O risco de apagões é alto porque o sistema já está operando no limite. Mais térmicas foram acionadas para compensar a quantidade menor de energia gerada nas hidrelétricas e uso intenso das linhas de transmissão. A interrupção de abastecimento pode ocorrer tanto da geração insuficiente, como da falha em algum ponto do sistema.
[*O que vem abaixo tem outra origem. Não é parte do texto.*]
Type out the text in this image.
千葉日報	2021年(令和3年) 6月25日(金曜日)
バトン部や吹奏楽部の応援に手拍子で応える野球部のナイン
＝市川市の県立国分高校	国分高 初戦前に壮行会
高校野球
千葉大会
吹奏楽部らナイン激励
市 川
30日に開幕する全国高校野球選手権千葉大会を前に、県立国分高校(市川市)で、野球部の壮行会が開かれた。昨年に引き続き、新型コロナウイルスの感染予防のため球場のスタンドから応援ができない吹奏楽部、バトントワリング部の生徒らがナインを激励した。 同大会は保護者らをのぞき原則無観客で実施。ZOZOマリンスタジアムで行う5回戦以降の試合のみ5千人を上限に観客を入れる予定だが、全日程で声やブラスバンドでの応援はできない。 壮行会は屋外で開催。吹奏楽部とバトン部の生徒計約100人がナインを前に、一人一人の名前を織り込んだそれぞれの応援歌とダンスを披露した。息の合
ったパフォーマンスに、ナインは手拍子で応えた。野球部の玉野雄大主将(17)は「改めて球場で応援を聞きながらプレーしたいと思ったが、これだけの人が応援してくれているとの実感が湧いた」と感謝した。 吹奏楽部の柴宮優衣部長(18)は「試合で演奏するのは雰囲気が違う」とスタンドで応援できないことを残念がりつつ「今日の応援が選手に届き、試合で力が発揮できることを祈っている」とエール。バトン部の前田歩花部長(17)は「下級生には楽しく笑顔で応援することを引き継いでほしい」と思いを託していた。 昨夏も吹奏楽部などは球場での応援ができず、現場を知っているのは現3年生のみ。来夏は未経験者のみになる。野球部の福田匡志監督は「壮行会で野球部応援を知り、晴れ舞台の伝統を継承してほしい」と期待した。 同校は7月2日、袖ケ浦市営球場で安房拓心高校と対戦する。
“Apagões são prováveis. Estamos com pouca folga no despacho de energia justamente por estarmos usando próximo ao máximo das linhas que temos para transmitir energia”, explica o meteorologista Filipe Pungirum, da Climatempo. “Se algum problema causar interrupção numa linha de transmissão, consequentemente alguns apagões poderão ocorrer, principalmente nos momentos de picos de carga.”

Quem compartilha da opinião é Ana Carla Petti, presidente da consultoria MegaWhat. “O risco de apagão permanece para o atendimento à carga de ponta – aquele momento do dia em que a sociedade consome mais energia elétrica”, diz ela. “Esse momento de ponta tem ocorrido na parte da tarde, por conta de temperatura, uso de ar condicionado – e vai até o início da noite, por volta de 18h. Principalmente o mercado Sudeste tem esse comportamento característico”.

A crise hídrica é a pior do País em 91 anos, segundo especialistas e o próprio Ministério de Minas e Energia. A situação é especialmente grave no Sudeste, que responde por 70% da energia produzida no País. Há um problema no chamado “volume útil” – a quantidade de água que pode ser usada para geração de energia.

Segundo a ONS, o volume útil dos reservatórios que integram o subsistema das regiões Sudeste e Centro-Oeste estava, no sábado (18), em apenas 18% da sua capacidade máxima. É o pior resultado já registrado para setembro. Um ano atrás, o volume útil desse subsistema era de 32,9%, quase o dobro do atual.

Em setembro de 2001, quando o governo FHC impôs medidas drásticas de racionamento à população e a empresas para reduzir a demanda, a capacidade dos reservatórios estava em 20,7%. Naquele ano, consumidores que ultrapassassem determinado patamar de consumo de energia tinham que pagar multas. Até a iluminação pública nas ruas foi reduzida em diversos estados.

A situação também é preocupante no subsistema Sul, em que os reservatórios estão com capacidade média de 30%. A expectativa é que os reservatórios devem continuar secando até novembro, quando começa a temporada de chuvas na maior parte do País.

Em junho, durante audiência pública na Câmara dos Deputados, o diretor-geral do ONS, Luiz Carlos Ciocchi, disse que os reservatórios do subsistema Sudeste e Centro-Oeste devem chegar, em média, a 10% da sua capacidade em novembro. Segundo ele, esse patamar, aliado às medidas adotadas pelo governo, é suficiente para as hidrelétricas seguirem operando.

Nas a projeção de meteorologistas é que, mesmo com a volta da temporada chuvosa, os níveis dos reservatórios permanecerão insuficientes para uma recuperação satisfatória. A mudança climática aumenta o risco de clima quente e seco. Nem todas as secas se devem às mudanças climáticas, mas ambientalistas apontam que o excesso de calor na atmosfera está tirando mais umidade da terra e piorando as secas.

Hoje, os mercados do Sudeste, Centro-Oeste e Sul estão sendo em parte abastecidos por energia produzida no Nordeste, onde os reservatórios estão mais cheios e há também geração relevante de energia eólica. Mas a situação não é confortável. Nas últimas duas décadas, ao mesmo tempo em que se ampliou a geração e a transmissão de energia no País, também houve aumento do consumo.